Using DNA-based information to help conserve native species is a hugely exciting, yet challenging, mission to be a part of. At ARC Dr Minting also runs the Great Crested Newt Detectives project in Scotland, where volunteers collect water samples from ponds that can be tested for the presence of the great crested newt using the DNA present in the water samples (https://www.arc-trust.org/gcn-detectives). This type of sampling relies on the presence of environmental DNA (eDNA) which is the genetic material obtained from environmental samples (soil, sediment, water, etc.) without any obvious signs of biological source. Using the material that species leave behind makes it a potentially useful technique for surveying species that are rare or difficult to observe, such as the great crested newt. At the WildGenes laboratory we continue to develop this technique for surveying native invertebrate communities, along with other DNA-based projects in Scotland (and further afield) such as the genetic study of endangered Scottish wildcats and European beavers.

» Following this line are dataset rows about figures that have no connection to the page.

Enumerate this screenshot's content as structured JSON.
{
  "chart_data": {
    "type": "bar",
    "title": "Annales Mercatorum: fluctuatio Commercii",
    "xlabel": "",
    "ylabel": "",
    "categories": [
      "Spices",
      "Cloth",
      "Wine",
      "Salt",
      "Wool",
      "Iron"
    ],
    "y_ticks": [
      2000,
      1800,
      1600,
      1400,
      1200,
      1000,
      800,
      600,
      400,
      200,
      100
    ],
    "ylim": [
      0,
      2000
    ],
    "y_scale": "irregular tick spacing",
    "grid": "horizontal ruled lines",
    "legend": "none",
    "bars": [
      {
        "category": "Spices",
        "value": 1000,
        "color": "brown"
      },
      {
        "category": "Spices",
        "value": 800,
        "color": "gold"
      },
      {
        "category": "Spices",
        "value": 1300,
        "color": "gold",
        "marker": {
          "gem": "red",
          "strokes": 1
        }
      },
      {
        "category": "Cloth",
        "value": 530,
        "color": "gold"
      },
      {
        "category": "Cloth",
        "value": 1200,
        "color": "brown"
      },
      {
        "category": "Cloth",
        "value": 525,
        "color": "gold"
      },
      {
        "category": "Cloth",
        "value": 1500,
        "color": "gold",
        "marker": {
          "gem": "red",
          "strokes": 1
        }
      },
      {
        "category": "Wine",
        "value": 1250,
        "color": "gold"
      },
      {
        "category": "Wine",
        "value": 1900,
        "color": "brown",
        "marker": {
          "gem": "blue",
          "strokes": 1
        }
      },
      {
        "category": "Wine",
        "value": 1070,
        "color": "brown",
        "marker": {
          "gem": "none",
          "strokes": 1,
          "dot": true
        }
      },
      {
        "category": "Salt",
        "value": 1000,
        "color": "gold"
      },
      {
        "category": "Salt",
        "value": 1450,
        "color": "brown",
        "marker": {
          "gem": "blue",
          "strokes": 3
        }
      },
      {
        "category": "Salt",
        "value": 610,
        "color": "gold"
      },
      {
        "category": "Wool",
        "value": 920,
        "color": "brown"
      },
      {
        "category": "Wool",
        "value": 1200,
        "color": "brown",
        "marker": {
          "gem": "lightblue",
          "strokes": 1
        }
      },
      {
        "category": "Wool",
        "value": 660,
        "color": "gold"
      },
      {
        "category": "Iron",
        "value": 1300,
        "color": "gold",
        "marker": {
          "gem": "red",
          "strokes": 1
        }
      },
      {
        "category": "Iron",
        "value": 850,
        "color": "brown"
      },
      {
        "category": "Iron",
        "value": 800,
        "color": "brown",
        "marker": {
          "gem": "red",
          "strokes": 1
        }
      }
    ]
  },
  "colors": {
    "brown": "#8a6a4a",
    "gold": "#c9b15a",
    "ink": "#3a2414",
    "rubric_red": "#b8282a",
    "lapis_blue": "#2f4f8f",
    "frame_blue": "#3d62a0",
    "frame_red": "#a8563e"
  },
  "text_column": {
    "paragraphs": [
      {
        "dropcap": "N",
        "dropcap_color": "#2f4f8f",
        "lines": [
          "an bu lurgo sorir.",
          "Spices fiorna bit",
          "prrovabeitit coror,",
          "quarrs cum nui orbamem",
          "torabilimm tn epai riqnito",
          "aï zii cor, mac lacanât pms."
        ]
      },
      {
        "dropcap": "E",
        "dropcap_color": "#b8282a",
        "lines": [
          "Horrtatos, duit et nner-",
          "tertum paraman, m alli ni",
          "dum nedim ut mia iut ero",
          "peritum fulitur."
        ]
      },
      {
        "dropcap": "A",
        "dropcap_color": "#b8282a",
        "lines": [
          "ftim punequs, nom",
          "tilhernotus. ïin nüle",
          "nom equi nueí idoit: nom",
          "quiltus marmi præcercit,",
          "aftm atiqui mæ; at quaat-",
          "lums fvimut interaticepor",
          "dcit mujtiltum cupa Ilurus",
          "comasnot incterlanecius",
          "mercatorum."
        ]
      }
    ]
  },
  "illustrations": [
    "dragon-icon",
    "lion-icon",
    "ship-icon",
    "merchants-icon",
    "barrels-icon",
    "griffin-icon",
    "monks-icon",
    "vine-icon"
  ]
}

Above: WildGenes senior lab technician, Jen Kaden, teaching volunteers how to extract DNA from a strawberry.
It is a tremendously exciting time for conservation genetics and as technologies improve, so too does the potential for using genetic evidence to help support and manage many species of conservation concern. It was wonderful to see the widespread interest and appreciation for the use of DNA based tools. Not to mention the exceptional efforts and enthusiasm that surrounds the conservation of our precious native species. Many thanks to all who contributed their time and efforts into making the event such a success. Hopefully through events such as these we can engage with some of the conservationists of tomorrow.